Os textos que ilustram a entrevista são extraídos dos dois livros de Vera Felicidade, publicados até então: "Psicoterapia Gestaltista Conceituações" (1973) e "Mudança e Psicoterapia Gestaltista" (1978)


(primeira entrevista sobre Psicoterapia Gestaltista)



Radice - No Fla X Flu das terapias - No aqui-e-agora, todas as velhas formas de repressão à solta - pau nelas com todas as possibilidades de resistências. Sem essa de Fla X Flu!


Vera - A vantagem que eu acho de uma terapia gestaltista é que ela não perde tempo com deslocamentos, não leva um ano incentivando que o indivíduo consiga se aceitar mais ("você é bom, é capaz, trabalhe…") ou ajudando a encarar o sexo de uma maneira mais "normal". A terapia gestaltista vai direto, e às vezes as outras levam muito tempo curtindo, tipo "como faz falta minha mãe…" e leva um ano isso, servindo até pra você ter uma base pra condicionar e racionalizar outros porblemas, o que resulta numa adaptação e num melhor desempenho, mas que lhe desestrutura cada vez mais.

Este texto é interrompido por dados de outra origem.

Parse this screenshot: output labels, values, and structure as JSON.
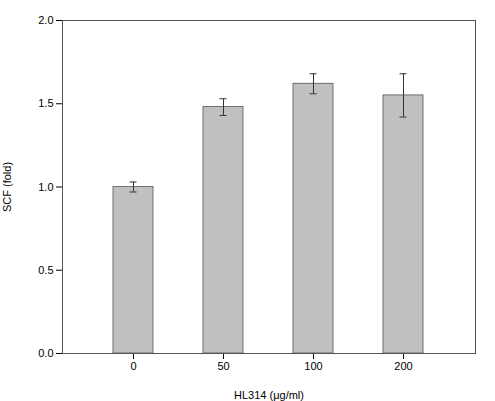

Rádice - Sem papo de cerca-lourenço?


Vera - É, isso vai chegar no papo da alienação. Ninguém melhor que a própria pessoa pra resolver os seus problemas, em termos de sobrevivência! Problemas sociais, arranjar emprego… talvez um conselho, ou que alguém lhe tire alguma mordomia. E essas coisas mal enfocadas é que levam a terapia a um descrédito: "Ah, fulano nunca fez terapia e é isso e aquilo e está bem, o outro faz, faz e não resolve". Foi problema social, foi de sobrevivência. Agora, o problema realmente humano, de estruturas existenciais para ser resolvido, é necessário que haja um confronto com o outro. Mas o outro tem que ser um existente, não pode ser um porta-voz dos valores nem do sistema. Então só funciona uma terapia que disponha realmente de conceitos e entenda o ser humano como um existente e não como um fruto de um processo social de adaptação. Aí o problema pega, e nessa hora vai se incompatibilizar com (já rindo…) sociólogos, quadrados, caretas, todos, todos se incompatibilizarão. Hoje em dia, um dos maiores fatores de repressão é o psicólogo! (Branco geral…). O psicólogo "em geral", que trabalha com qualquer técnica, que se preocupa mais em ajudar do que entender o ser humano. Por que a psicologia tem cem anos (está fazendo agora, psicologia científica, de laboratório etc) e não tem uma metodologia? Porque a proposição do psicólogo foi aquela: "Eu quero ajudar o meu semelhante." Resultado: no que ele quis ajudar, procurou medir, saber as diferenças individuais, tudo com a melhor das intenções - de como ajudar mais. (Explosão de risos…). Mas, ele terminou criando os padrões. Quer coisa mais reacionária que os testes de QI? O sistema se aproveita de tudo…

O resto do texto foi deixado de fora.